Search code examples
pythonnltkwordnet

Wordnet: Getting derivationally_related_forms of a word


I am working on an IR project, I need an alternative to both stemming (which returns unreal words) and lemmatization (which may not change the word at all)

So I looked for a way to get forms of a word.

This python script gives me derivationally_related_forms of a word (e.g. "retrieving"), using NLTK and Wordnet:

from nltk.corpus import wordnet as wn    

str = "retrieving"

synsets = wn.synsets(str)

s = set()
result = ""
for synset in synsets:
    related = None
    lemmas = synset.lemmas()
    for lemma in lemmas:
        forms = lemma.derivationally_related_forms()
        for form in forms:
            name = form.name()
            s.add(name)    

print(list(s))

The output is:

['recollection', 'recovery', 'regaining', 'think', 'retrieval', 'remembering', 'recall', 'recollective', 'thought', 'remembrance', 'recoverer', 'retriever']

But what I really want is only : 'retrieval' , 'retriever' , not 'think' or 'recovery'...etc

and the result is also missing other forms, such as: 'retrieve'

I know that the problem is that "synsets" include words different from my input word, so I get unrelated derivated forms

Is there a way to get the result I am expecting?


Solution

  • You could do what you currently do, then run a stemmer over the word list you get, and only keep the ones that have the same stem as the word you want.

    Another approach, not using Wordnet, is to get a large dictionary that contains all derived forms, then do a fuzzy search on it.
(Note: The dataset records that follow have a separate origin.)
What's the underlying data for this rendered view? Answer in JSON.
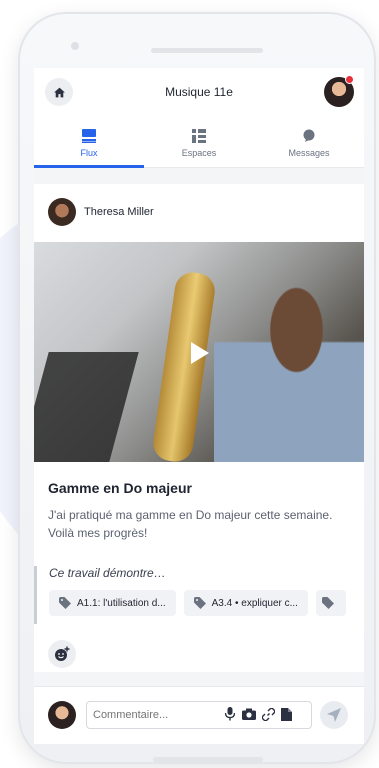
{
  "header": {
    "title": "Musique 11e"
  },
  "tabs": [
    {
      "label": "Flux",
      "icon": "feed-icon",
      "active": true
    },
    {
      "label": "Espaces",
      "icon": "spaces-icon",
      "active": false
    },
    {
      "label": "Messages",
      "icon": "chat-bubble-icon",
      "active": false
    }
  ],
  "post": {
    "author": "Theresa Miller",
    "title": "Gamme en Do majeur",
    "body": "J'ai pratiqué ma gamme en Do majeur cette semaine. Voilà mes progrès!",
    "proof_label": "Ce travail démontre…",
    "chips": [
      {
        "label": "A1.1: l'utilisation d...",
        "icon": "tag-icon"
      },
      {
        "label": "A3.4 • expliquer c...",
        "icon": "tag-icon"
      }
    ]
  },
  "comment": {
    "placeholder": "Commentaire..."
  },
  "colors": {
    "accent": "#2563eb",
    "notification": "#e8303b"
  }
}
I just found this: https://github.com/dwyl/english-words/ (Which links back to this question How to get english language word database? )

    The simplest algorithm would be an O(N) linear search, doing Levenshtein Distance on each. Or run your stemmer on each entry.

    If efficiency starts to be a concern... well, that is really a new question, but the first idea that comes to mind is you could do a one-off indexing of all entries by the stemmer result.